RGFP966 is a specific inhibitor of HDAC3, N-(o-aminophenyl)carboxamide, purchased from MedChemExpress (catalog HY-13909) [30, 31]. Male C57BL/6 mice (6–8 weeks old) were sourced from Shanghai GemPharmatech. These mice were housed in a specific pathogen-free animal facility with free access to food and water. They were maintained at 22 °C ± 2 °C with a relative humidity of 70%, under a 12-hour light/dark cycle. To establish the NSCLC model, Lewis (1 × 10^7) cells were injected into the flanks of C57BL/6 mice. Tumors were monitored and measured with calipers every 2–3 days. After 8 days of Lewis cell implantation, tumor volumes reached approximately 100 mm³. C57BL/6 mice carrying Lewis cells were randomly divided into three groups (n = 3), including a control group, an anti-PD-1 mAb group, and an RGFP966 plus mAb anti-PD-1 group.

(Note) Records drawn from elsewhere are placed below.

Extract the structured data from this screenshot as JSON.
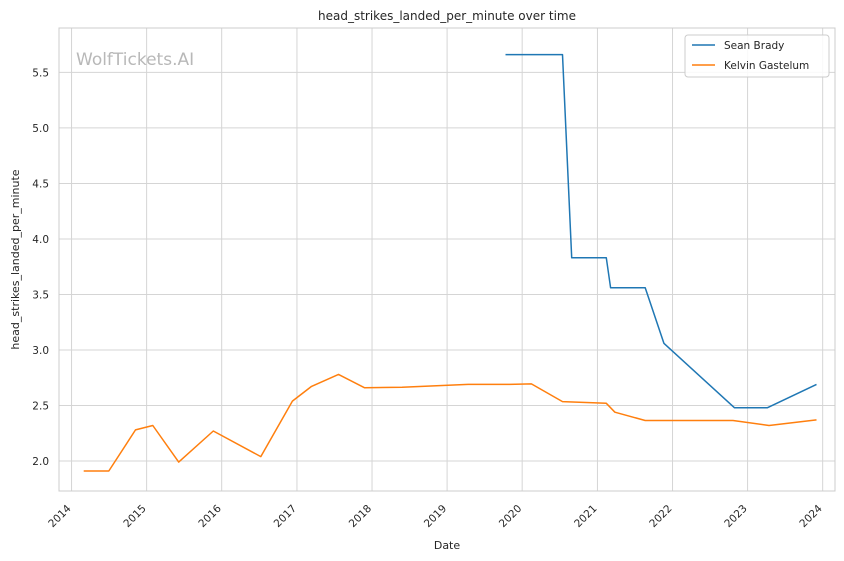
{
  "watermark": "WolfTickets.AI",
  "chart_data": {
    "type": "line",
    "title": "head_strikes_landed_per_minute over time",
    "xlabel": "Date",
    "ylabel": "head_strikes_landed_per_minute",
    "xlim": [
      "2013-11-01",
      "2024-03-01"
    ],
    "ylim": [
      1.73,
      5.9
    ],
    "xticks": [
      "2014",
      "2015",
      "2016",
      "2017",
      "2018",
      "2019",
      "2020",
      "2021",
      "2022",
      "2023",
      "2024"
    ],
    "yticks": [
      2.0,
      2.5,
      3.0,
      3.5,
      4.0,
      4.5,
      5.0,
      5.5
    ],
    "ytick_labels": [
      "2.0",
      "2.5",
      "3.0",
      "3.5",
      "4.0",
      "4.5",
      "5.0",
      "5.5"
    ],
    "grid": true,
    "legend_position": "top-right",
    "series": [
      {
        "name": "Sean Brady",
        "color": "#1f77b4",
        "points": [
          {
            "x": "2019-10-12",
            "y": 5.66
          },
          {
            "x": "2020-07-15",
            "y": 5.66
          },
          {
            "x": "2020-08-29",
            "y": 3.83
          },
          {
            "x": "2021-02-13",
            "y": 3.83
          },
          {
            "x": "2021-03-06",
            "y": 3.56
          },
          {
            "x": "2021-08-21",
            "y": 3.56
          },
          {
            "x": "2021-11-20",
            "y": 3.06
          },
          {
            "x": "2022-10-29",
            "y": 2.48
          },
          {
            "x": "2023-04-08",
            "y": 2.48
          },
          {
            "x": "2023-12-02",
            "y": 2.69
          }
        ]
      },
      {
        "name": "Kelvin Gastelum",
        "color": "#ff7f0e",
        "points": [
          {
            "x": "2014-03-01",
            "y": 1.91
          },
          {
            "x": "2014-07-01",
            "y": 1.91
          },
          {
            "x": "2014-11-08",
            "y": 2.28
          },
          {
            "x": "2015-01-31",
            "y": 2.32
          },
          {
            "x": "2015-06-06",
            "y": 1.99
          },
          {
            "x": "2015-11-21",
            "y": 2.27
          },
          {
            "x": "2016-07-09",
            "y": 2.04
          },
          {
            "x": "2016-12-10",
            "y": 2.54
          },
          {
            "x": "2017-03-11",
            "y": 2.67
          },
          {
            "x": "2017-07-22",
            "y": 2.78
          },
          {
            "x": "2017-11-25",
            "y": 2.66
          },
          {
            "x": "2018-05-27",
            "y": 2.665
          },
          {
            "x": "2019-04-13",
            "y": 2.69
          },
          {
            "x": "2019-11-02",
            "y": 2.69
          },
          {
            "x": "2020-02-15",
            "y": 2.695
          },
          {
            "x": "2020-07-15",
            "y": 2.535
          },
          {
            "x": "2021-02-13",
            "y": 2.52
          },
          {
            "x": "2021-03-27",
            "y": 2.44
          },
          {
            "x": "2021-08-21",
            "y": 2.365
          },
          {
            "x": "2022-10-22",
            "y": 2.365
          },
          {
            "x": "2023-04-15",
            "y": 2.32
          },
          {
            "x": "2023-12-02",
            "y": 2.37
          }
        ]
      }
    ]
  }
}
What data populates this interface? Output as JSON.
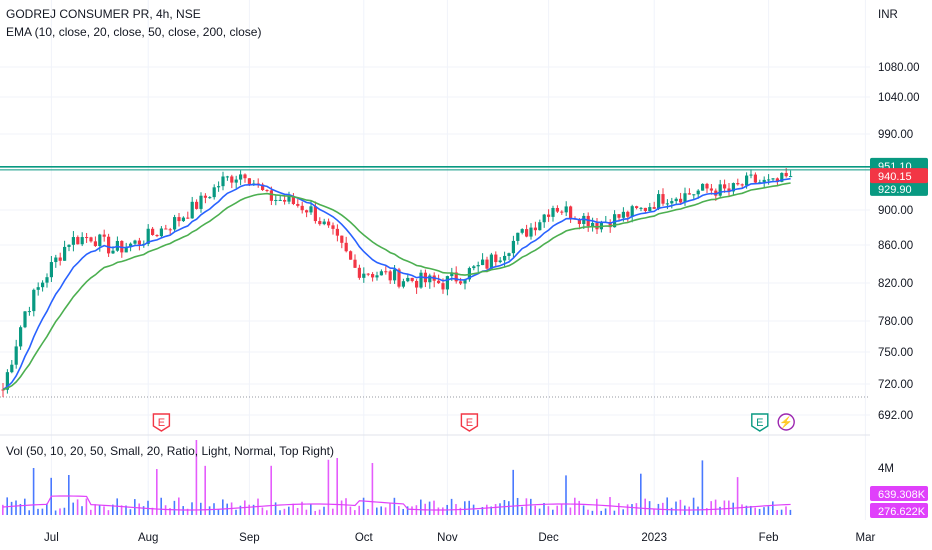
{
  "header": {
    "symbol_line": "GODREJ CONSUMER PR, 4h, NSE",
    "ema_line": "EMA (10, close, 20, close, 50, close, 200, close)",
    "vol_line": "Vol (50, 10, 20, 50, Small, 20, Ratio, Light, Normal, Top Right)"
  },
  "colors": {
    "up": "#089981",
    "down": "#f23645",
    "ema10": "#2962ff",
    "ema20": "#4caf50",
    "resistance": "#089981",
    "vol_up": "#2962ff",
    "vol_down": "#e040fb",
    "vol_ma": "#e040fb"
  },
  "price_axis": {
    "currency": "INR",
    "ticks": [
      "1080.00",
      "1040.00",
      "990.00",
      "900.00",
      "860.00",
      "820.00",
      "780.00",
      "750.00",
      "720.00",
      "692.00"
    ],
    "tick_values": [
      1080,
      1040,
      990,
      900,
      860,
      820,
      780,
      750,
      720,
      692
    ],
    "ylim": [
      690,
      1120
    ]
  },
  "volume_axis": {
    "tick": "4M"
  },
  "time_axis": {
    "labels": [
      "Jul",
      "Aug",
      "Sep",
      "Oct",
      "Nov",
      "Dec",
      "2023",
      "Feb",
      "Mar"
    ],
    "bar_index": [
      11,
      33,
      56,
      82,
      101,
      124,
      148,
      174,
      196
    ]
  },
  "tags": {
    "resistance": "951.10",
    "last_price": "940.15",
    "ema_value": "929.90",
    "vol_value": "639.308K",
    "vol_ma_value": "276.622K"
  },
  "events": [
    {
      "type": "earnings",
      "symbol": "E",
      "bar": 36
    },
    {
      "type": "earnings",
      "symbol": "E",
      "bar": 106
    },
    {
      "type": "earnings",
      "symbol": "E",
      "bar": 172
    },
    {
      "type": "split",
      "symbol": "⚡",
      "bar": 178
    }
  ],
  "chart_data": {
    "type": "candlestick",
    "title": "GODREJ CONSUMER PR, 4h, NSE",
    "ylabel": "INR",
    "resistance_level": 951.1,
    "last_price": 940.15,
    "ylim": [
      690,
      1120
    ],
    "close_path_bars": [
      0,
      5,
      10,
      15,
      20,
      25,
      30,
      35,
      40,
      45,
      50,
      55,
      60,
      65,
      70,
      75,
      80,
      85,
      90,
      95,
      100,
      105,
      110,
      115,
      120,
      125,
      130,
      135,
      140,
      145,
      150,
      155,
      160,
      165,
      170,
      175,
      179
    ],
    "close_path_values": [
      715,
      790,
      830,
      865,
      870,
      855,
      862,
      875,
      890,
      910,
      935,
      945,
      915,
      910,
      900,
      870,
      835,
      830,
      825,
      822,
      820,
      830,
      840,
      860,
      880,
      905,
      895,
      885,
      892,
      900,
      915,
      918,
      925,
      922,
      935,
      930,
      940.15
    ],
    "ema_periods": [
      10,
      20,
      50,
      200
    ],
    "volume_ma": 276622,
    "volume_last": 639308
  }
}
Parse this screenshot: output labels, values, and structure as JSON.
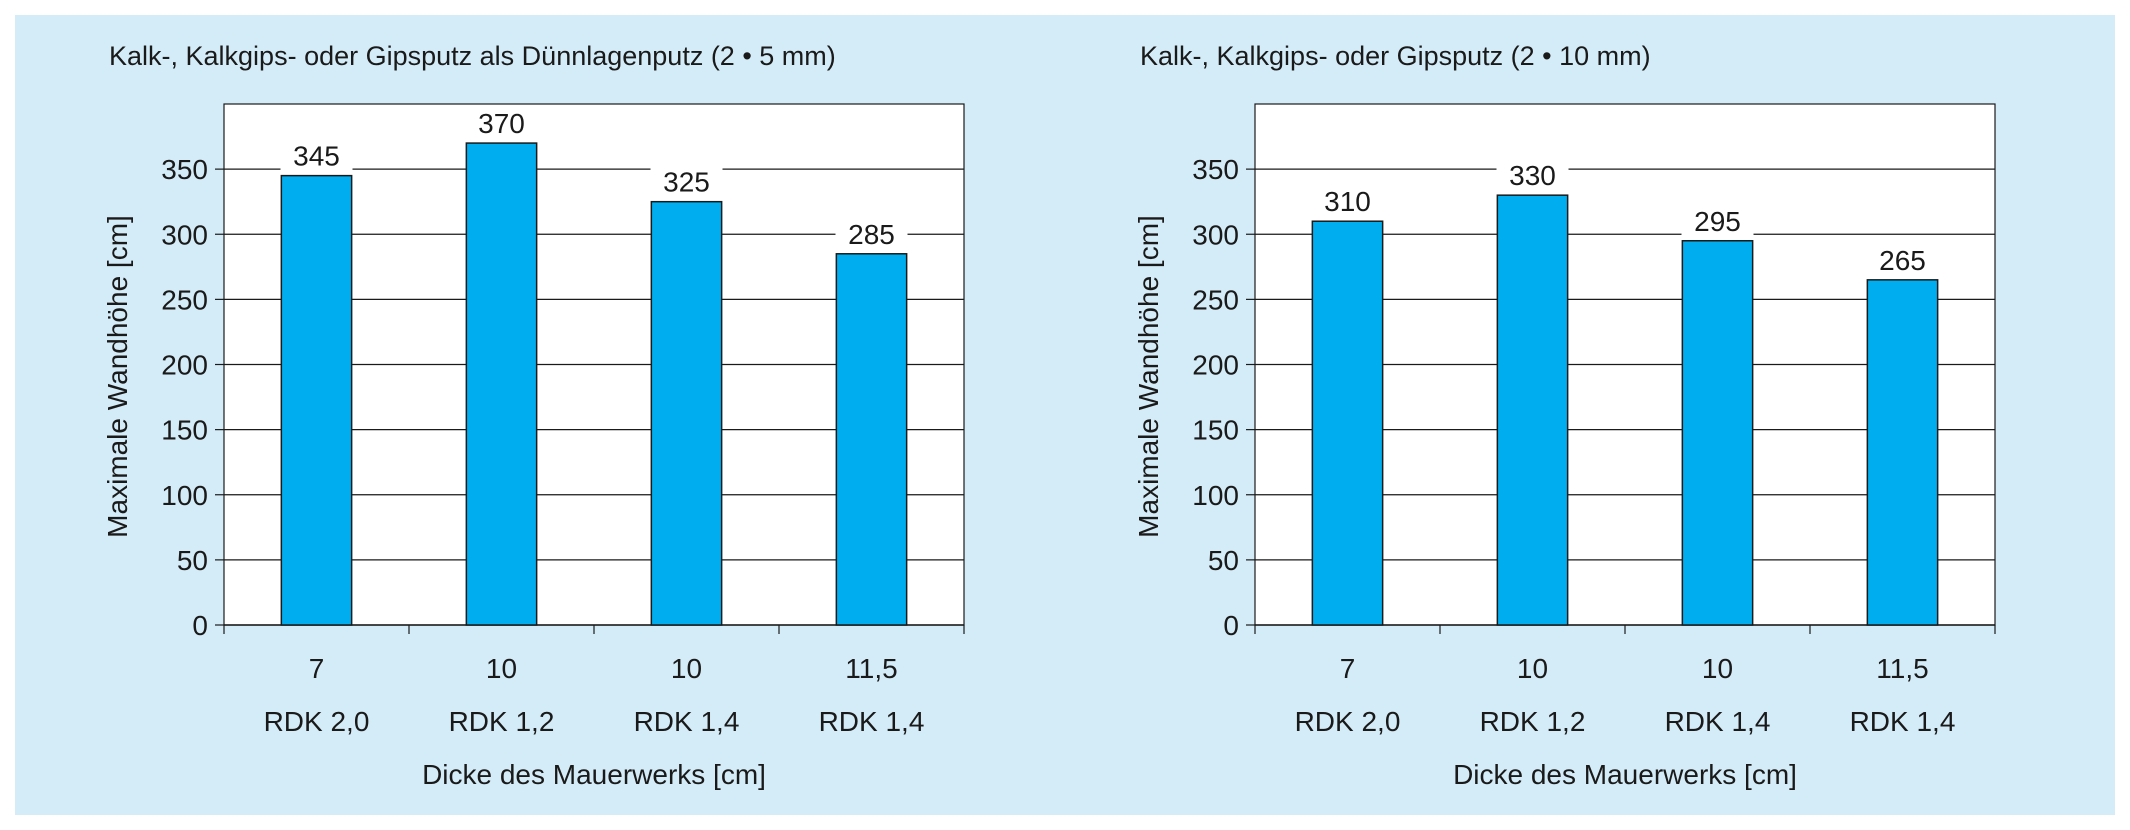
{
  "colors": {
    "panel_background": "#d4ecf8",
    "plot_background": "#ffffff",
    "bar_fill": "#00aeef",
    "bar_stroke": "#1a1a1a",
    "grid": "#1a1a1a"
  },
  "chart_data": [
    {
      "type": "bar",
      "title": "Kalk-, Kalkgips- oder Gipsputz als Dünnlagenputz (2 • 5 mm)",
      "xlabel": "Dicke des Mauerwerks [cm]",
      "ylabel": "Maximale Wandhöhe [cm]",
      "categories": [
        "7",
        "10",
        "10",
        "11,5"
      ],
      "category_sublabels": [
        "RDK 2,0",
        "RDK 1,2",
        "RDK 1,4",
        "RDK 1,4"
      ],
      "values": [
        345,
        370,
        325,
        285
      ],
      "data_labels": [
        "345",
        "370",
        "325",
        "285"
      ],
      "ylim": [
        0,
        400
      ],
      "yticks": [
        0,
        50,
        100,
        150,
        200,
        250,
        300,
        350
      ],
      "ytick_labels": [
        "0",
        "50",
        "100",
        "150",
        "200",
        "250",
        "300",
        "350"
      ],
      "grid": true,
      "legend": "none"
    },
    {
      "type": "bar",
      "title": "Kalk-, Kalkgips- oder Gipsputz (2 • 10 mm)",
      "xlabel": "Dicke des Mauerwerks [cm]",
      "ylabel": "Maximale Wandhöhe [cm]",
      "categories": [
        "7",
        "10",
        "10",
        "11,5"
      ],
      "category_sublabels": [
        "RDK 2,0",
        "RDK 1,2",
        "RDK 1,4",
        "RDK 1,4"
      ],
      "values": [
        310,
        330,
        295,
        265
      ],
      "data_labels": [
        "310",
        "330",
        "295",
        "265"
      ],
      "ylim": [
        0,
        400
      ],
      "yticks": [
        0,
        50,
        100,
        150,
        200,
        250,
        300,
        350
      ],
      "ytick_labels": [
        "0",
        "50",
        "100",
        "150",
        "200",
        "250",
        "300",
        "350"
      ],
      "grid": true,
      "legend": "none"
    }
  ]
}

RGFP966 (catalog HY-N0504) was dissolved in PBS and administered to mice at a dosage of 25 mg/kg daily. The PD-1 monoclonal antibody (catalog BE0146, BioXCell) was dissolved in PBS and intravenously administered at a dose of 200 µg three times a week. The control group received only intravenous PBS. Treatment continued until tumor volume exceeds 3000 mm3. Mice were euthanized with an overdose of 0.5% pentobarbital sodium, and tumors were excised, photographed, and weighed. The resected tumors were subjected to flow cytometry analysis.

Statistical analysis

All statistical analyses were conducted using IBM SPSS Statistics 24 (Chicago,

Illinois, USA), R version 4.2.1, Sanger plot (http://www.sangerbox.com), and Hiplot (https://hiplot.com.cn/home/index.html). The Mann-Whitney U test was used for group comparisons. Sensitivity, specificity, and ROC curves were calculated using the “pROC” [32] and “ROCR” [33] packages in R. The “maxstat” [34] package in R was employed to determine the optimal cutoff values for categorizing high- and low-expression groups for survival analysis in both the discovery and validation phases. A p-value of < 0.05 (two-tailed) was considered statistically significant for all analyses.